Nenek Tahe tidak lagi mampu mengurus dan memperbaiki kondisi gubuk peot kediamannya, apa lagi untuk bekerja mencari sesuap nasi, untuk tetap bisa menyambung hidup diusianya yang sudah senja.
Saat ini hanya bantuan uluran tangan dari kerabat maupun masyarakat sekitarnya yang juga tergolong tidak mampu rela dan ikhlas membantunya.
“Terkadang mereka membawakan saya makanan ikan dan sayuran, akan tetapi saya melarangnya (tidak ingin merepotkanya), jadi mereka memberikan kompor gas kecil dan panci untuk saya gunakan untuk memasak”, tuturnya juga dengan bahasa bugis.
Hal tersebut juga dibenarkan beberapa sanak keluarganya, yang selama ini peduli terhadap nenek Tahe, salah satunya bernama Tasma yang kebetulan datang mengantarkan makanan saat batarapos.com menyambangi nenek Tahe.
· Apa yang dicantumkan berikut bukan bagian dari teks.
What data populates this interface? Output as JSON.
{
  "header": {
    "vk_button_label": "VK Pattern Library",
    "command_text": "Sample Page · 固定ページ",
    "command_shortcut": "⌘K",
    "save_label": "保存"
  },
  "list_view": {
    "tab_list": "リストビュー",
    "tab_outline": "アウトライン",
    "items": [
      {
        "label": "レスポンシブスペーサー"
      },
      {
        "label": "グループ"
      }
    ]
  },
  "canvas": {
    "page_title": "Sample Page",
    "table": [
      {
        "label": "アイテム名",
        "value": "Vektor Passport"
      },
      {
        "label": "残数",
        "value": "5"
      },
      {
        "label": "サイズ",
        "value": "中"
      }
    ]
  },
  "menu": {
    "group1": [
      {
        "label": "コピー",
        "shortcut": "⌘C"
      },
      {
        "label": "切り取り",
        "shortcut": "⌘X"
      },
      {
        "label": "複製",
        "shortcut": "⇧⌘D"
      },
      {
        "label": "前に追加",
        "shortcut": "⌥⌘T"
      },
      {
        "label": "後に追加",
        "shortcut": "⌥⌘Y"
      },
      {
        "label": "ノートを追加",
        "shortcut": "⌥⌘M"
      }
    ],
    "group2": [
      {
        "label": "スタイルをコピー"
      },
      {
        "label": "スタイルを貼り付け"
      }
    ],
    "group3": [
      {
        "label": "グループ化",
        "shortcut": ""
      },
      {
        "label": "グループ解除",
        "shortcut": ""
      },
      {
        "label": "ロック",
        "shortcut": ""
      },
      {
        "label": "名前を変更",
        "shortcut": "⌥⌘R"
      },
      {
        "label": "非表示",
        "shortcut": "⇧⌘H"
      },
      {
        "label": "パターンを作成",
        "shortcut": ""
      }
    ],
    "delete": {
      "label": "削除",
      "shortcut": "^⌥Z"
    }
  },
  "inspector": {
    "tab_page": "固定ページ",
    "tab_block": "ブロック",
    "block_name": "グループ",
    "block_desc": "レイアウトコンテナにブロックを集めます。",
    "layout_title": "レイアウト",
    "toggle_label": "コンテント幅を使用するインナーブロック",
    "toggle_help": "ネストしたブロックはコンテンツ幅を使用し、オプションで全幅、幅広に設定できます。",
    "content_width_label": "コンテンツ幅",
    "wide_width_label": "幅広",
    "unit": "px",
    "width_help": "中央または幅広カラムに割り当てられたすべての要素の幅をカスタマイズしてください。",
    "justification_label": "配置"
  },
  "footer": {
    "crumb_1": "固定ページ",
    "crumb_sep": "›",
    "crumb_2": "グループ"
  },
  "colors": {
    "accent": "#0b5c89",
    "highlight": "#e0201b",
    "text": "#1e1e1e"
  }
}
“Bergantian keluarganya bawakan makanan, sayur, ikan kadang juga dia sendiri (Tahe), yang masak” ujar Tasma.
Keluaga nenek Tahe tersebut menuturkan, bahwa nenek Tahe telah sakit – sakitan, bahkan beberapa waktu yang lalu sempat diantar ke Rumah Sakit Umum di Kabupaten Bone, langsung oleh Kepala Desa Wanua Waru.
“Sempat juga diantar ke Rumah Sakit Umum di Kabupaten Sinjai“, cetus Tasma.
Kepala Desa Wanua Waru Andi Syahrul Ramadhan dalam konfirmasinya kepada media ini, juga mengakui keperihatinanya dan telah lama berperan dalam upaya memberikan perhatiannya.
“Saya pernah antar langsung ambil KTP, Alhamdulillah sudah ada, dan BPJS nya, kalau masalah bantuan, diluar kuasa kami selaku Kepala Desa karena datanya masih data lama, di tingkat pusat“, papar Andi Syahrul Ramadhan, Jum’at (10/4/2020). (Yusri/Zul).